Girl Scout at Pot Shop
Outside the dispensary, you can buy Girl Scout Cookies. Not inside.

But OK, let’s accept the premise that we’ve got to do everything in our power to protect the children from the herb that’s incapable of killing them, and crucial to that mission is prohibiting the marketing of marijuana that in any way that might even remotely entice the children.

How, then, do we reconcile OLCC’s seeming reluctance to ban peppermint-flavored, candy-cane-wrappered vodka? Or “hard lemonade” and “hard root beer?” Or yummy foil-wrapped chocolates with liquor in the center?

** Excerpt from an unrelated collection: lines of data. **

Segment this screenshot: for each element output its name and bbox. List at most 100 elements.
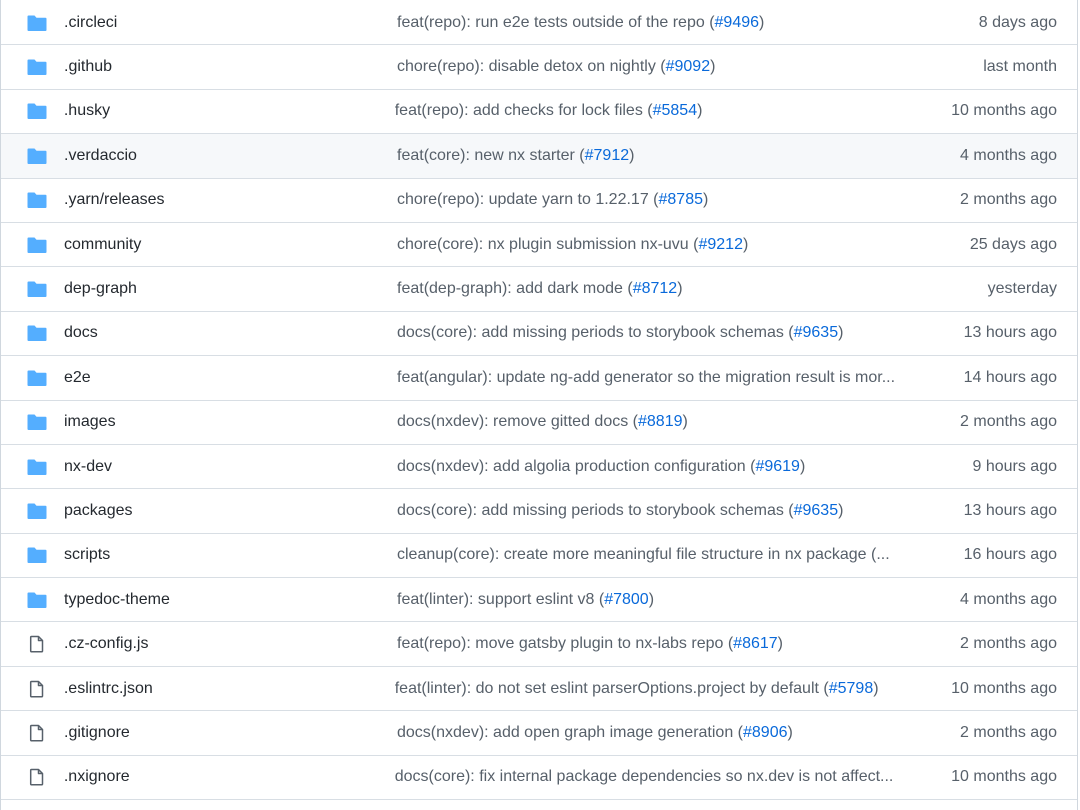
file-row[interactable]: .cz-config.js feat(repo): move gatsby plu… bbox=[1, 622, 1077, 667]
file-row[interactable]: .nxignore docs(core): fix internal packag… bbox=[1, 756, 1077, 801]
commit-message-link[interactable]: feat(linter): support eslint v8 ( bbox=[397, 591, 604, 608]
file-row[interactable]: .verdaccio feat(core): new nx starter (#7… bbox=[1, 134, 1077, 179]
commit-message-link[interactable]: docs(nxdev): add algolia production conf… bbox=[397, 458, 755, 475]
commit-message-link[interactable]: feat(repo): add checks for lock files ( bbox=[395, 102, 653, 119]
file-name-link[interactable]: nx-dev bbox=[64, 458, 112, 475]
file-name-cell: community bbox=[64, 236, 397, 254]
file-row[interactable]: scripts cleanup(core): create more meanin… bbox=[1, 534, 1077, 579]
commit-message-link[interactable]: feat(core): new nx starter ( bbox=[397, 147, 585, 164]
commit-message-suffix: ) bbox=[838, 501, 844, 519]
commit-message-link[interactable]: feat(linter): do not set eslint parserOp… bbox=[395, 680, 829, 697]
file-name-cell: .eslintrc.json bbox=[64, 680, 395, 698]
folder-icon bbox=[25, 102, 49, 120]
commit-message-suffix: ) bbox=[873, 679, 879, 697]
commit-message-link[interactable]: chore(repo): update yarn to 1.22.17 ( bbox=[397, 191, 659, 208]
file-name-link[interactable]: .circleci bbox=[64, 14, 117, 31]
file-row[interactable]: docs docs(core): add missing periods to s… bbox=[1, 312, 1077, 357]
file-name-link[interactable]: .gitignore bbox=[64, 724, 130, 741]
pull-request-link[interactable]: #9619 bbox=[755, 458, 800, 475]
pull-request-link[interactable]: #7800 bbox=[604, 591, 649, 608]
commit-message-link[interactable]: feat(angular): update ng-add generator s… bbox=[397, 369, 895, 386]
pull-request-link[interactable]: #5798 bbox=[829, 680, 874, 697]
commit-message-link[interactable]: feat(repo): move gatsby plugin to nx-lab… bbox=[397, 635, 733, 652]
file-row[interactable]: .husky feat(repo): add checks for lock fi… bbox=[1, 90, 1077, 135]
pull-request-link[interactable]: #9635 bbox=[794, 502, 839, 519]
commit-message-cell: chore(repo): disable detox on nightly (#… bbox=[397, 58, 957, 76]
commit-message-cell: chore(core): nx plugin submission nx-uvu… bbox=[397, 236, 957, 254]
file-list: .circleci feat(repo): run e2e tests outsi… bbox=[0, 0, 1078, 810]
file-row[interactable]: images docs(nxdev): remove gitted docs (#… bbox=[1, 401, 1077, 445]
commit-message-link[interactable]: docs(nxdev): remove gitted docs ( bbox=[397, 413, 638, 430]
file-name-cell: .husky bbox=[64, 102, 395, 120]
pull-request-link[interactable]: #5854 bbox=[653, 102, 698, 119]
pull-request-link[interactable]: #9212 bbox=[698, 236, 743, 253]
commit-message-link[interactable]: feat(repo): run e2e tests outside of the… bbox=[397, 14, 715, 31]
file-row[interactable]: nx-dev docs(nxdev): add algolia productio… bbox=[1, 445, 1077, 490]
file-name-link[interactable]: docs bbox=[64, 324, 98, 341]
commit-message-link[interactable]: cleanup(core): create more meaningful fi… bbox=[397, 546, 890, 563]
file-name-link[interactable]: .cz-config.js bbox=[64, 635, 148, 652]
file-row[interactable]: .github chore(repo): disable detox on nig… bbox=[1, 45, 1077, 90]
commit-message-suffix: ) bbox=[629, 146, 635, 164]
pull-request-link[interactable]: #9496 bbox=[715, 14, 760, 31]
file-name-link[interactable]: .eslintrc.json bbox=[64, 680, 153, 697]
commit-age: 9 hours ago bbox=[972, 457, 1057, 475]
pull-request-link[interactable]: #8617 bbox=[733, 635, 778, 652]
file-name-link[interactable]: packages bbox=[64, 502, 133, 519]
commit-age: 10 months ago bbox=[951, 679, 1057, 697]
file-name-cell: scripts bbox=[64, 546, 397, 564]
pull-request-link[interactable]: #9635 bbox=[794, 324, 839, 341]
file-name-link[interactable]: .husky bbox=[64, 102, 110, 119]
commit-age: 4 months ago bbox=[960, 146, 1057, 164]
file-row[interactable]: .yarn/releases chore(repo): update yarn t… bbox=[1, 179, 1077, 223]
file-name-cell: e2e bbox=[64, 369, 397, 387]
file-name-link[interactable]: e2e bbox=[64, 369, 91, 386]
commit-age: 13 hours ago bbox=[963, 324, 1057, 342]
commit-message-cell: feat(repo): move gatsby plugin to nx-lab… bbox=[397, 635, 957, 653]
commit-message-link[interactable]: feat(dep-graph): add dark mode ( bbox=[397, 280, 633, 297]
file-row[interactable]: .circleci feat(repo): run e2e tests outsi… bbox=[1, 0, 1077, 46]
pull-request-link[interactable]: #7912 bbox=[585, 147, 630, 164]
commit-message-link[interactable]: docs(core): add missing periods to story… bbox=[397, 502, 794, 519]
file-row[interactable]: .gitignore docs(nxdev): add open graph im… bbox=[1, 711, 1077, 756]
commit-message-link[interactable]: docs(nxdev): add open graph image genera… bbox=[397, 724, 743, 741]
file-name-link[interactable]: .yarn/releases bbox=[64, 191, 165, 208]
file-name-link[interactable]: dep-graph bbox=[64, 280, 137, 297]
file-name-cell: nx-dev bbox=[64, 458, 397, 476]
folder-icon bbox=[25, 58, 49, 76]
commit-message-suffix: ) bbox=[777, 635, 783, 653]
commit-message-link[interactable]: chore(core): nx plugin submission nx-uvu… bbox=[397, 236, 698, 253]
folder-icon bbox=[25, 324, 49, 342]
commit-message-suffix: ) bbox=[648, 590, 655, 608]
file-name-link[interactable]: images bbox=[64, 413, 116, 430]
file-name-link[interactable]: .nxignore bbox=[64, 768, 130, 785]
commit-message-cell: feat(linter): support eslint v8 (#7800) bbox=[397, 591, 957, 609]
commit-message-cell: chore(repo): update yarn to 1.22.17 (#87… bbox=[397, 191, 957, 209]
file-name-link[interactable]: .github bbox=[64, 58, 112, 75]
file-name-link[interactable]: community bbox=[64, 236, 141, 253]
commit-message-link[interactable]: docs(core): add missing periods to story… bbox=[397, 324, 794, 341]
file-row[interactable]: community chore(core): nx plugin submissi… bbox=[1, 223, 1077, 268]
commit-message-cell: docs(core): add missing periods to story… bbox=[397, 324, 957, 342]
file-row[interactable]: .eslintrc.json feat(linter): do not set e… bbox=[1, 667, 1077, 712]
commit-age: 25 days ago bbox=[969, 235, 1057, 253]
pull-request-link[interactable]: #9092 bbox=[666, 58, 711, 75]
file-row[interactable]: dep-graph feat(dep-graph): add dark mode … bbox=[1, 267, 1077, 312]
file-row[interactable]: typedoc-theme feat(linter): support eslin… bbox=[1, 578, 1077, 623]
pull-request-link[interactable]: #8906 bbox=[743, 724, 788, 741]
file-name-link[interactable]: scripts bbox=[64, 546, 110, 563]
folder-icon bbox=[25, 14, 49, 32]
commit-message-link[interactable]: chore(repo): disable detox on nightly ( bbox=[397, 58, 666, 75]
pull-request-link[interactable]: #8819 bbox=[638, 413, 683, 430]
pull-request-link[interactable]: #8785 bbox=[659, 191, 704, 208]
file-row[interactable]: packages docs(core): add missing periods … bbox=[1, 489, 1077, 534]
commit-message-link[interactable]: docs(core): fix internal package depende… bbox=[395, 768, 894, 785]
commit-message-suffix: ) bbox=[759, 13, 765, 31]
commit-message-cell: feat(repo): run e2e tests outside of the… bbox=[397, 14, 957, 32]
commit-age: 2 months ago bbox=[960, 413, 1057, 431]
pull-request-link[interactable]: #8712 bbox=[633, 280, 678, 297]
file-name-link[interactable]: typedoc-theme bbox=[64, 591, 170, 608]
commit-age: 13 hours ago bbox=[963, 501, 1057, 519]
file-name-link[interactable]: .verdaccio bbox=[64, 147, 137, 164]
file-row[interactable]: e2e feat(angular): update ng-add generato… bbox=[1, 356, 1077, 401]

This two-faced approach to cannabis and alcohol is just the latest example of cannabigotry from a state where the voters mandated that we “treat marijuana like alcohol.” Another would be the Oregon Brewer’s Festival.

For over a decade, the cannabis community had held an event called Hempstalk. The city did everything it could to shut down this gathering when marijuana was illegal. Now that it is legal, Hempstalk continues to be harassed and thwarted by city officials. Chief among the concerns of the authorities is the welfare of the children who might be exposed to adults using cannabis.

But for the Brewer’s Festival that attracts 80,000 people to openly drink alcohol in public, the red carpet has been rolled out annually for 31 years. They not only allow you to bring your children to the event, they provide them their own beverages for aping the adults around them and entice them with fun face painting!

Oregon Brewer's Festival
Well, of course you can bring children to an event where 80,000 people are taking drugs, just sign a form promising you won’t let them try any.

I’ve already written about OLCC’s other two-facedness with respect to protecting the children from the character-destroying sight of their parents engaging in the wicked behavior of consuming cannabis. It’s not enough to warn us to keep pot locked up away from kids. Every purchase of cannabis in Oregon must be accompanied by this slip of paper reminding adults that using marijuana around kids is unsafe and unhealthy.

Actual printed warning every licensed marijuana retailer must include with every marijuana purchase.

However, not only does the OLCC not require such a warning instructing parents to lock up their booze away from kids and not to drink in front of their kids, OLCC actually provides guidance to parents that, under Oregon law, they can drink up with their kids.

“Whoa, hold on, kiddo, lemme put this joint out before we toast to your 16th birthday…”

This continued separate-but-unequal treatment by the OLCC over the two drugs they regulate is maddening enough. But to be told their reasoning for restrictions on the safer of the two drugs is out of concern for the children is indefensible bullshit when they’re silent or even encouraging of enticing the children to use the more harmful of the two drugs.